Jr. Info
Kamis, 24 Desember 2009
Salut, dua jempol pantas diancungkan untuk Mendagri Gumawan Fauzi. Gebrakan spektakuler dan pro rakyat yang dilakukan mantan Gubernur Sumbar ini, nampaknya mulai membuka banyaknya borok-borok di daerah-daerah yang secara total seharunya dihapuskan. Peraturan daerah (Perda), atas nama otonomi daerah di era reformasi ini, membuat banyak aparat pemerintah dan pihak parlemen setempat salah kaprah dalam memproduksinya. Bahkan nggak sedikit pula yang melukai hati rakyat dan nggak pro terhadap nasib para pedagang.
Dihapuskannya sebanyak 400 (kalo gue nggak salah, ^_^) Perda bermasalah yang bertentangan dengan undang-undang, nggak pro rakyat dan investasi oleh Gumawan Fauzi, membuat lega banyak pihak.
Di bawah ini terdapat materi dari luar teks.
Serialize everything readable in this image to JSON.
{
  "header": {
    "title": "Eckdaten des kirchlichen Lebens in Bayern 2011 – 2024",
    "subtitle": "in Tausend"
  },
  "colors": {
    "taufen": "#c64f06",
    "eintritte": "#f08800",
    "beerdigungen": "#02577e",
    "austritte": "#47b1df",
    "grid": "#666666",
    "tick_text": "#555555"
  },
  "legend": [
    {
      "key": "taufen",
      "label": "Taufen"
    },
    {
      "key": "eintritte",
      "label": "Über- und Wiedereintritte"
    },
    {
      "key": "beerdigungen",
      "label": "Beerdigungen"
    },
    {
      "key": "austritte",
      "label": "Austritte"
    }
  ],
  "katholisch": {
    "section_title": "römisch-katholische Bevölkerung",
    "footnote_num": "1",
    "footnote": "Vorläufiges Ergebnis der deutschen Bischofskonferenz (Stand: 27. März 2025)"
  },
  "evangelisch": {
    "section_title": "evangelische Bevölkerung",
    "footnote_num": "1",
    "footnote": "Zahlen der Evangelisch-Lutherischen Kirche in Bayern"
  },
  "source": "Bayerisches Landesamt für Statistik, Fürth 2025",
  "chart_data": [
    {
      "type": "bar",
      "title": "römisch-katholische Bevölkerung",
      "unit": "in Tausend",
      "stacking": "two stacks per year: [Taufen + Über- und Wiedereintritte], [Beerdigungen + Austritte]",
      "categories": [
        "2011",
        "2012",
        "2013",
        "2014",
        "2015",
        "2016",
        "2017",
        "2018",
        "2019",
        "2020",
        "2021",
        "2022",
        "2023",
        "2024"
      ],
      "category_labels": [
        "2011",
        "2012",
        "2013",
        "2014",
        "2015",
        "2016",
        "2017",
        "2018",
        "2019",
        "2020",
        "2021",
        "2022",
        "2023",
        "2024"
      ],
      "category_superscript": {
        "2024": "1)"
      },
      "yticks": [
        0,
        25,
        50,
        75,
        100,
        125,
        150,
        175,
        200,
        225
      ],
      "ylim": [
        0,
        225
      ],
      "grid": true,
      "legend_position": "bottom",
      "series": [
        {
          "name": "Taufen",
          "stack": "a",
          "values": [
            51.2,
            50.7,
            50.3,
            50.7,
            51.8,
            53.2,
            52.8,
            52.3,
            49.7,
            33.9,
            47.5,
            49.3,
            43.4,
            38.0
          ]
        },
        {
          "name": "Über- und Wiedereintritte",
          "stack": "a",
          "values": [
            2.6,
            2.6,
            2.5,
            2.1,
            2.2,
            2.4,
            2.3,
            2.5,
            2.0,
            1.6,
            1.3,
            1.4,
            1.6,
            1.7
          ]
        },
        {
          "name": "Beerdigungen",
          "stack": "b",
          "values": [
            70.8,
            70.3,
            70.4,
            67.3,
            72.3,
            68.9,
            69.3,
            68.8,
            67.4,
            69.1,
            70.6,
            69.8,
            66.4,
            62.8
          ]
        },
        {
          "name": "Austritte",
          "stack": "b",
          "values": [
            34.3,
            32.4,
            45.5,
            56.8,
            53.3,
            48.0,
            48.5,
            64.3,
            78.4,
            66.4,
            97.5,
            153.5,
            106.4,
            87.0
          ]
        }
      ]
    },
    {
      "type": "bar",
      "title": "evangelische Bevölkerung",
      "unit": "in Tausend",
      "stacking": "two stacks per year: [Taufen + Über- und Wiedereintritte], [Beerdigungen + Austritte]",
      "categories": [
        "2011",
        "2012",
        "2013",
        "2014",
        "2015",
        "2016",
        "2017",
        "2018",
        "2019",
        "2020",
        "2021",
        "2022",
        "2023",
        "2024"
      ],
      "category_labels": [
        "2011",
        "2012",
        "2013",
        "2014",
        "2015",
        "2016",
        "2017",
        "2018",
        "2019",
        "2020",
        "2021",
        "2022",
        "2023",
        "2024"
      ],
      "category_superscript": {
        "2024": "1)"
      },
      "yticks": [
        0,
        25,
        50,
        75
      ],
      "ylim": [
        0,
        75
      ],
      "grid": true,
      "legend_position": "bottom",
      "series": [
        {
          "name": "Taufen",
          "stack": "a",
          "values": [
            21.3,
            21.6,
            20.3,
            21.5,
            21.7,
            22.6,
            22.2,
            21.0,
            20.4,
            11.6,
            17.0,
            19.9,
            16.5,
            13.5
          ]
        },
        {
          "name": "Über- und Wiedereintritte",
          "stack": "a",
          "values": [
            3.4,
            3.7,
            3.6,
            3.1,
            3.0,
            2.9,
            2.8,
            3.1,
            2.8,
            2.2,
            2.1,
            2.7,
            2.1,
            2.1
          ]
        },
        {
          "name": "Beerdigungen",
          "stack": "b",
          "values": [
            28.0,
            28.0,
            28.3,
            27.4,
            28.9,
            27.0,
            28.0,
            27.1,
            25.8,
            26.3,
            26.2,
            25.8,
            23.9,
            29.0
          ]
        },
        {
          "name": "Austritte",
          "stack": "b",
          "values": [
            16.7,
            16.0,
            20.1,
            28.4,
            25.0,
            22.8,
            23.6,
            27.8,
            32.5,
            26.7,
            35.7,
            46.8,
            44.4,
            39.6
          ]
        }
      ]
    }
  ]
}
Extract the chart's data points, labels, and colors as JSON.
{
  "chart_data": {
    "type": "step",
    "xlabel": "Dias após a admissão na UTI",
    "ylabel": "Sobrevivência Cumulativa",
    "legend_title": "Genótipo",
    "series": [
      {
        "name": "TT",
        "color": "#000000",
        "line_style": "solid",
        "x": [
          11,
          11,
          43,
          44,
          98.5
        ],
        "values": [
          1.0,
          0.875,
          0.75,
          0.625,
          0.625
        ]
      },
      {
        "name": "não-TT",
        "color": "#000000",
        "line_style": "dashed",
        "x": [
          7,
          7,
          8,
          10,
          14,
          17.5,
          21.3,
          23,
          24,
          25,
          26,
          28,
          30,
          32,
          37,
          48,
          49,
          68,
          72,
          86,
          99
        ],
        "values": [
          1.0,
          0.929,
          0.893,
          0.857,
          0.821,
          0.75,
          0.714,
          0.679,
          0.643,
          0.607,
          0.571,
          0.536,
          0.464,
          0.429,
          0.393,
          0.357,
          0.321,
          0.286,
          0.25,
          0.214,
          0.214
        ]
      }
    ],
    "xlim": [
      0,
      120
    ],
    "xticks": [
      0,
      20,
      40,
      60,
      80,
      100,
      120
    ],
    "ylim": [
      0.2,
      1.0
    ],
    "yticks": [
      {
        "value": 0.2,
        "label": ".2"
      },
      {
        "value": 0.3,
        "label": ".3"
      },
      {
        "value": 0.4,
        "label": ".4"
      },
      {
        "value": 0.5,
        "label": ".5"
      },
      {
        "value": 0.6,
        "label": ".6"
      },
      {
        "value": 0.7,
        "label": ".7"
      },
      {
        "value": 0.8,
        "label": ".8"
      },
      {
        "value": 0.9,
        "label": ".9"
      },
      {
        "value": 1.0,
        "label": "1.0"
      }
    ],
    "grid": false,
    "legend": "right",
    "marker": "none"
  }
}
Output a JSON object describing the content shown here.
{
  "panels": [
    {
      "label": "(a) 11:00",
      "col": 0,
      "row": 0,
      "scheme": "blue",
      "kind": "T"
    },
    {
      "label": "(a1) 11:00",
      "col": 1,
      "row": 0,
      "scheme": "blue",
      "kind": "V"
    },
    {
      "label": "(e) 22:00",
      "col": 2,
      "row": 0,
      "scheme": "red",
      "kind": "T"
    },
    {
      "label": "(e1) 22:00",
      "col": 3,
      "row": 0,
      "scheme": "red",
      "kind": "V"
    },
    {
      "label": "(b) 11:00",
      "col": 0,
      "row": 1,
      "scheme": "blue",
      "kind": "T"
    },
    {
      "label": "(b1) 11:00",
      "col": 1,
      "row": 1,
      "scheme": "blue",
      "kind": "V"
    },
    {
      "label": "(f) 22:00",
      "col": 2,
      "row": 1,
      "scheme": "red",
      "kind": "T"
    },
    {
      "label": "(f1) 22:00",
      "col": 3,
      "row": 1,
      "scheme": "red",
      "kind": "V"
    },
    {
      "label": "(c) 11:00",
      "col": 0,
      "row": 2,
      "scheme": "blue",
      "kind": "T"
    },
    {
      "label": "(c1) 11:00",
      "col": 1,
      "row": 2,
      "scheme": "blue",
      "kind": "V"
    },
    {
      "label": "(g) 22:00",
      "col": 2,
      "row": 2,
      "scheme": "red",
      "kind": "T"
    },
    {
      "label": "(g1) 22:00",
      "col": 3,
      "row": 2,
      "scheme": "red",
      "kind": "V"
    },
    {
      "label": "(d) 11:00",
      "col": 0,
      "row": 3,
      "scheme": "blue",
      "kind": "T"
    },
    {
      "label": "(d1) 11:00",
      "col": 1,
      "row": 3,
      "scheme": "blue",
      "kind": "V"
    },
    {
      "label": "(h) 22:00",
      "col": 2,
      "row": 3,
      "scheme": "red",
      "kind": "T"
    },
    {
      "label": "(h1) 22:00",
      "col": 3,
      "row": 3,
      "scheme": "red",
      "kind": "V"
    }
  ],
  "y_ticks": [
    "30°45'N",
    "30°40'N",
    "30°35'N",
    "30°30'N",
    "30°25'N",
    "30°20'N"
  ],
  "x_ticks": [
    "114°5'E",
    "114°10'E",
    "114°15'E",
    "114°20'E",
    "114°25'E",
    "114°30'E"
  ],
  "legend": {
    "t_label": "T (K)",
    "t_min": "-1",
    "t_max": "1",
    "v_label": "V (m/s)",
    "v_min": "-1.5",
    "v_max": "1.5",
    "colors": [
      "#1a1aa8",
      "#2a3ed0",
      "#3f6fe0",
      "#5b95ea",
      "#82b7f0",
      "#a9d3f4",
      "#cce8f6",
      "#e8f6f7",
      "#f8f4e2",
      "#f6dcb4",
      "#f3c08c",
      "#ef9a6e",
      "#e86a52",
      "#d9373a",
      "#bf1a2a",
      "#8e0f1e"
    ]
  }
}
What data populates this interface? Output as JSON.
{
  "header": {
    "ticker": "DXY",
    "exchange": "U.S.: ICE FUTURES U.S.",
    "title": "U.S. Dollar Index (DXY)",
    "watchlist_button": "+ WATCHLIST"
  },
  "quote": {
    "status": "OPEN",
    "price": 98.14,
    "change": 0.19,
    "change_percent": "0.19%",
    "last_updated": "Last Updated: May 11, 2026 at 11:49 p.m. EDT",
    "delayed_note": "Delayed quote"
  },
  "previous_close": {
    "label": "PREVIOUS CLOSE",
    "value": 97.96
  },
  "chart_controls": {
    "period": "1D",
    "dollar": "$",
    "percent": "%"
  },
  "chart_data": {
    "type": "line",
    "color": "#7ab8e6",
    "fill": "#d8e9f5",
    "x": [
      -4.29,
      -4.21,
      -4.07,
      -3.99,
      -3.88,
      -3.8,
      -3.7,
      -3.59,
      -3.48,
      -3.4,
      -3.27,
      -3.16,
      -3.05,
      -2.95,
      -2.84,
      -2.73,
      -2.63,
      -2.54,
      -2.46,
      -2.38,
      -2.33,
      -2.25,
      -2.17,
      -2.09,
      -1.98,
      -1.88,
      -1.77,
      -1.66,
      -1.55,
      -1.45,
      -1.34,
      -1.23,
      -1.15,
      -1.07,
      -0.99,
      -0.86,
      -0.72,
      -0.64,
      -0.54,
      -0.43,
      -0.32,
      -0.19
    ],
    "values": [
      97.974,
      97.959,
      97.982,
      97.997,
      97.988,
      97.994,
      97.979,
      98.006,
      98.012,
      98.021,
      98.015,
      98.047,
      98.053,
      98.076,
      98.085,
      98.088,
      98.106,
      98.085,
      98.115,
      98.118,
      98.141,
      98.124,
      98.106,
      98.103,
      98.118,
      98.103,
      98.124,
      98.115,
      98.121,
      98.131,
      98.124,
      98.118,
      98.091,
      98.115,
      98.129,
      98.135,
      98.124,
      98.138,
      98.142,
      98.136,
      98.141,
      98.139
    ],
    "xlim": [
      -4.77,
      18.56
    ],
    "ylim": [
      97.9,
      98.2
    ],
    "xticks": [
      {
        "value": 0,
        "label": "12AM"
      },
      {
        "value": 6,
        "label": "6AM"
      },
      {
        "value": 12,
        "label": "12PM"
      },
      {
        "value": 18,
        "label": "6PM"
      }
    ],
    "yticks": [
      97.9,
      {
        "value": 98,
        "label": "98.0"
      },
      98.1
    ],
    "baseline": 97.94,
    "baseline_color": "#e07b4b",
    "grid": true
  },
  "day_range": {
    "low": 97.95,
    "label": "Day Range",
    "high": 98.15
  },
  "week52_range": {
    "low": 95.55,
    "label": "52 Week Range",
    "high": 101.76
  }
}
Walaupun ada segelintir orang yang ngerasa kehilangan “pemasukan”. Untuk di Riau sendiri, Perda retribusi tanda buah segar (TBS) sawit yang diberlakukan di Rokan Hulu, terpaksa “almarhum”. Perda ini dinilai menghambat kinerja pelaku usaha dan masyarakat. Atas nama pendapatan asli daerah (PAD), kini banyak Pemkab, Pemko dan Pemprov menerbitkan perda-perda yang isinya berisi pungutan-pungutan biaya. Baik kepada masyarakat serta para palaku usaha dan pihak investor.
Padahal PAD yang sejatinya digunakan untuk kesejahteraan rakyat ini, dalam kenyataan di lapangan banyak yang “lenyap” nggak tahu rimbanya. Malahan rakyat kian sengsara dengan Perda yang terkesan nggak adil dan melukai perassan tersebut. Perda-perda inilah yang menjadi incaran Mendagri.
Perda retribusi daerah, pungutan daerah, perizinan, penarikan pajak perkebunan dan lain-lain, kini tinggal menunggu waktu untuk dicabut nyawanya. Perda pungutan yang dinilai masyarakat seperti di zaman kompeni ini, salah satunya adalah Perda penarikan pajak 10 persen untuk semua usaha rumah makan dan restoran di Kota Pekanbaru.
Dari hotel berbintang hingga di kedai sudut-sudut gang dan jalan, kini di pajak Pemko Pekanbaru. Wajib setor 10 persen. Perda ini menuai protes dan aksi demonstrasi pedagang ke DPRD dan pemerintah. Namun protes warga seakan-akan nggak ditanggapi dan kini tetep berlaku. Coba dech kita pikirkan, wajarkah jika seorang pedagang nasi gerobak di tepi jalan, dipungut pajak 10 persen sama halnya dengan restoran mahal di mall dan hotel berbintang? Apakah ini yang dinamakan “Pemberantasan Kemiskinan”? kalo menurut gue sich ini namanya bukan pemberantasan kemiskinan, tapi “Membudidayakan Kemiskinan”.
Masyarakat kini menunggu. Apakah Perda ini ikut juga dicabut oleh Mendagri. Karna di lapangan, tuh Perda udah menjadi ajang “pemasukan” buat segelintir aparat, dan warga hanya dapet mengelus dada.
Dan pada akhirnya (ini mulu’ akhirnya ^_^ ), inikah yang dinamakan kesejahteraan?